Ineidis Casanova

Aceleración santiaguera

YOEL TEJEDA PÉREZ

Jugadora rapidísima, con gran visión de la cancha, buena interceptando pases y recuperando balones, auténtica generadora de juego con pases de fantasía y un arma letal en transición. Creo que una descripción parecida —mucho más ampliada que esta, por supuesto— sería la incluida por algún especialista en su "informe de scouting" acerca de la santiaguera Ineidis Casanova González (13 octubre 1988), una de las mejores exponentes de nuestro baloncesto en la actualidad.

Foto: Ricardo López HeviaIneidis Casanova, con el balón.
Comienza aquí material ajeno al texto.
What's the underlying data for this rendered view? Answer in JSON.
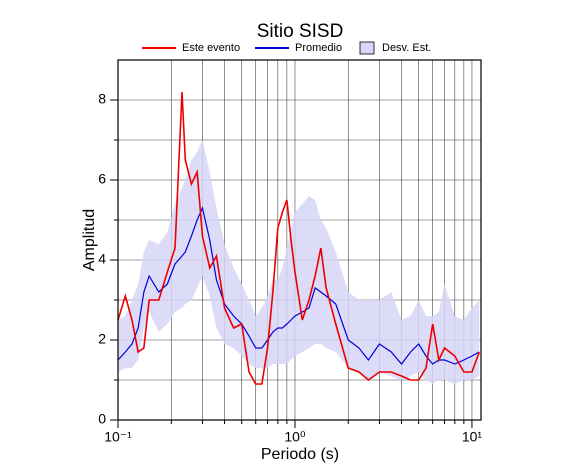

"La Ñaña" —mote dado por una de sus abuelas debido a la hiperactividad que mostró desde pequeña— nació para jugar este deporte, del cual quedó enamorada desde muy niña al tener frente a su casa un terreno con aros en sus extremos. Luego entraría, con solo 11 años, a la EIDE Capitán Orestes Acosta de la ciudad indómita, centro donde permaneció por un lustro debido a las erradas decisiones de algunas personas prejuiciadas con su pequeña estatura.

"Durante esos cinco años convencí a los que no confiaban en mí. En todos los torneos me llevaba el premio a la mejor jugadora o el liderato en algún departamento. Así fue como llegué a la ESPA nacional, donde solo estuve dos años, pues me llevaron de invitada a la preselección nacional y allí me quedé", rememora Casanova, quien agradece mucho el impulso dado por su entrenador de la EIDE, Arnaldo Santos Cisneros.

Sobre aquellas preocupaciones en relación con su tamaño, que debió sor-tear en sus primeros pasos por el básquet, la nativa de Songo La Maya tiene bien establecida su estrategia para contrarrestar la diferencia de talla: "No me ofende mi 1.60 m de estatura, porque lo supero con inteligencia, velocidad y picardía; en dar ánimo a mi equipo, en ser guapa. Esa es mi forma de jugar y la mejor manera de darme ánimo".

Las lesiones en sus miembros inferiores han sido otra de las batallas que ha debido sobrellevar "La Ñaña" en su carrera deportiva. Incluso, hace dos años fue intervenida quirúrgicamente en uno de sus gemelos, producto de una dura cabeza de vena que le provocaba molestias, dolor y la limitaba a realizar muchas acciones. "Como soy una jugadora veloz y fibrosa, se producían contracciones, razón por la que fui operada. Cada vez que termino un partido me molesta mucho la pierna, pero no puedo hacer nada más, solo sobrellevarla. Fue lo que me tocó y lo único que debo hacer es superarme y sobreponerme a esos avatares".

Pese a estas dolencias, Casanova ha cumplido a la perfección su rol de catalizador ofensivo de las Mambisas santiagueras, bicampeonas de la Liga Superior, formando un dinámico y efectivo dúo con la estelar Oyanaisy Gelis. Tras un tranquilo inicio de temporada, ya la número 11 de Santiago ha ido entrando en calor, y el pasado 7 de diciembre logró 30 puntos frente a Capitalinas, su mayor cantidad de tantos en esta tercera edición del torneo, en el cual marcha como líder en efectividad desde la línea de tiros libres (79 %), empatada con la pinareña Arlenis Romero y la espirituana Yamara Amargo.

Cuando se reinicie la Liga el próximo 15 de enero, Casanova y su equipo deben jugar finalmente como locales —por primera vez en el certamen, tras las afectaciones del huracán Sandy— y continuar en busca de avanzar sin problemas a los play off, luchar por incluirse en la final y pelear con su espíritu mambí por su tercera corona a hilo. Para conquistar el título, no cabe duda del elemento importante que constituye Ineidis Casanova, quien jugará siempre al máximo y cargará sus piernas de minutos, con su letalidad en el freno y tiro, en aras del triunfo.